At Ball State, select students are being given a large amount of creative freedom while working with an established television network in order to help educate the public on classic films.
This course — “Let’s Movie Design Studio” — has been led by Richard Edwards, the executive director for strategic learning, since 2016. The students in the class make products for Turner Classic Movies (TCM), a television network founded in 1994 that mainly airs classic films.
TCM works on a monthly schedule, dedicating each month to a certain theme or genre. During February, for example, the network aired only films that have won Academy Awards as a part of “31 Days of Oscar.”
Edwards said TCM wanted to create free educational experiences to help people learn about classic movies and not just watch them. He said TCM chose Ball State because of the school’s well-known telecommunications department, the immersive learning courses and its online course services.
“When TCM started to look for a university partner to do the educational mission, we checked all of their boxes,” Edwards said.
Representatives from TCM fly to Ball State to pitch the needs of the network to the students in the course. Students who work on the course work directly with the professionals from TCM.
“It really is a very professional experience for the students,” Edwards said.
Henry Tegeler, junior telecommunications major, said he took the immersive course in 2016 as a video editor and producer. He plans to participate in the third installment of the course as well.
“I wasn’t sure how involved with TCM I would be, and I was really surprised,” Tegeler said. “It was really amazing how much we actually worked with the company.”
The students' work goes through the same approval process as professionals who work for TCM. Students are given two weeks to think of ideas ranging from videos, digital engagements, web materials and social media campaigns, and then pitch them to TCM via video conference.
Once these ideas are approved by TCM, the students spend the rest of the semester creating the final products with full creative control. However, every two weeks during the semester, students must check in with TCM to show their progress and receive professional feedback.
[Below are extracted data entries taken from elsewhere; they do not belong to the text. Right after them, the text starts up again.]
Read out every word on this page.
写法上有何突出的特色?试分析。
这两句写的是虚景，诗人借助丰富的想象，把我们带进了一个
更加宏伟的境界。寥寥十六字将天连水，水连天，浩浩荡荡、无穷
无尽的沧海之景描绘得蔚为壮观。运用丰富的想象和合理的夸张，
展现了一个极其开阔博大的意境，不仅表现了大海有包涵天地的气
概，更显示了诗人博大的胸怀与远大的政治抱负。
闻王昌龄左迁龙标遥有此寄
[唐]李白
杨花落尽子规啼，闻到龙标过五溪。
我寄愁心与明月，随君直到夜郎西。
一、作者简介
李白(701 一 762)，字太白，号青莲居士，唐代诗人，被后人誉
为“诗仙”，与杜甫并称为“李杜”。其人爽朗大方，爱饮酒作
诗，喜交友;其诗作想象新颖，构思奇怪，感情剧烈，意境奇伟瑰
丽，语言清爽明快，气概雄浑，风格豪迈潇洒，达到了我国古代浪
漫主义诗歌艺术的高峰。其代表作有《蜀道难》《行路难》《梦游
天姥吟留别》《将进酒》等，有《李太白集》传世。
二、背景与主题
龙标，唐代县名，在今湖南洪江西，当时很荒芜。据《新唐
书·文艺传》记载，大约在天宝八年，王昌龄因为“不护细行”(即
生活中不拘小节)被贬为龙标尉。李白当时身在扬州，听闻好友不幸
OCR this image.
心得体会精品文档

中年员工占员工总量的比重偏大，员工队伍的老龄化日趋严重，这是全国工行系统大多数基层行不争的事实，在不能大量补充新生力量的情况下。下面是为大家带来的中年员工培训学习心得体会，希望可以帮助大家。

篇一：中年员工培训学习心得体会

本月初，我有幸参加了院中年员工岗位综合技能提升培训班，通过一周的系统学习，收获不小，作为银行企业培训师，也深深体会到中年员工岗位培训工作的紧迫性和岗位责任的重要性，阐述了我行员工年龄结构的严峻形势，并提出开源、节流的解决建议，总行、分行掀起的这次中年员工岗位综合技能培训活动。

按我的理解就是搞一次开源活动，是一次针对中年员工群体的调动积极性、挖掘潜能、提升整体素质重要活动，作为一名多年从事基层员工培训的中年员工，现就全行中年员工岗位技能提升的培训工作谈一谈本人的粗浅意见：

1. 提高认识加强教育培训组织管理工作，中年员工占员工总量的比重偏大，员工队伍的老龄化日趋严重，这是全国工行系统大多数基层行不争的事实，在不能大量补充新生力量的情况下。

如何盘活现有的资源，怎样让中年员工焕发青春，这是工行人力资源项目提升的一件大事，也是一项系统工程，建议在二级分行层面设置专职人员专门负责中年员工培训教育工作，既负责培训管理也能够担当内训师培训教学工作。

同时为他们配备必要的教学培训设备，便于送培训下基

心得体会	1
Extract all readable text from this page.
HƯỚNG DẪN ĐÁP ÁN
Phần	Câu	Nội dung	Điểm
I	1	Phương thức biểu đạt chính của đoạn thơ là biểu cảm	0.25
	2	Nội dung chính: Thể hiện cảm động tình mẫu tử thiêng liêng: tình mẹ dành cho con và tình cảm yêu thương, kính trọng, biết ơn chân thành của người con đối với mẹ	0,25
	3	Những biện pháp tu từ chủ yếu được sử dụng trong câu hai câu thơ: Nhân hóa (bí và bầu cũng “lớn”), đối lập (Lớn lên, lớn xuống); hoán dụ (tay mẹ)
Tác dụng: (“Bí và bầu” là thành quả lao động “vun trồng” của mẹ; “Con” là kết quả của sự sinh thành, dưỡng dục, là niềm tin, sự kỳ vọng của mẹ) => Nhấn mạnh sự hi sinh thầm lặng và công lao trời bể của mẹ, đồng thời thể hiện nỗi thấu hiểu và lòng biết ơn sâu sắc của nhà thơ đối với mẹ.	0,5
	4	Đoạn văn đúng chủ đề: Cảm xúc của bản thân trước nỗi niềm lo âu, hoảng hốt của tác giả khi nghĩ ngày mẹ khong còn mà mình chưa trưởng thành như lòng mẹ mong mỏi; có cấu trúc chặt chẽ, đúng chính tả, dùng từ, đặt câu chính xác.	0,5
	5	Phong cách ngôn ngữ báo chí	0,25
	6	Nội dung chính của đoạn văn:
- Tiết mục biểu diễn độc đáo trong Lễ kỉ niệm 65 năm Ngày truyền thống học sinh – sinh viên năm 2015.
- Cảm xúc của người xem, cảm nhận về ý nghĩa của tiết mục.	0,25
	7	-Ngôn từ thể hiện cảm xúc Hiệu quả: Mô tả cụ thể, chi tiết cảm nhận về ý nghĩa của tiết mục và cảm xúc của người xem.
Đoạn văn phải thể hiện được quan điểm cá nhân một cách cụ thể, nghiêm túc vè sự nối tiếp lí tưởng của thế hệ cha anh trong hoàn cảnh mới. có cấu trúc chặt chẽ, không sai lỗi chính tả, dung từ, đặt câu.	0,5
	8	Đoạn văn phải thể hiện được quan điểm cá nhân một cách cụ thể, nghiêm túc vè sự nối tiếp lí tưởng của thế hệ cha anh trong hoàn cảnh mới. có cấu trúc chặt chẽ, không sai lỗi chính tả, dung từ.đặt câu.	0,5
Edwards said this process is instrumental to a design studio in order to ensure the product is successful.
Tegeler said TCM was friendly in their interactions with the students, but also provided plenty of helpful criticism and guidance. He said he learned a lot about how television networks work in terms of marketing and working with clients.
Becoming a team member
Students in the course are recruited by Edwards and are selected due to their particular skill sets, whether it’s video, marketing, design or writing.
The first student-involved course was made of seven students who dealt with slapstick comedy. The second year’s theme, “50 Years of Hitchcock” was focused on Alfred Hitchcock and involved 13 students.
Wes Gehring, a professor of telecommunications with a strong knowledge in film and comedy, has worked with the past two courses and is planning on working on the next one. He said working on the course has been enjoyable and made him explore areas he was not as familiar with.
“It’s good for everybody,” Gehring said. “Students, faculty and the university in general.”
In addition to video conferences, TCM also pays to fly students to the Turner Entertainment Network campus in Atlanta to pitch ideas and talk to professionals who are working on the Turner campus.
Tegeler said it was great to tour the campuses and talk to professionals who are in the same line of work he is pursuing.
The next theme
The upcoming third year course will be about the history of the Hollywood musical and will have eight students on the team. Edwards said the materials will be worked on with the help of Vanessa Ament, a professor of telecommunications and an Edmund F. and Virginia B. Ball Endowed Chair for the TCM course. The final products will be released in June.
“Three years in, we’re just doing this consistent project where for one month a year, we’re supporting Turner Classic Movies as they feature a different film genre,” Edwards said.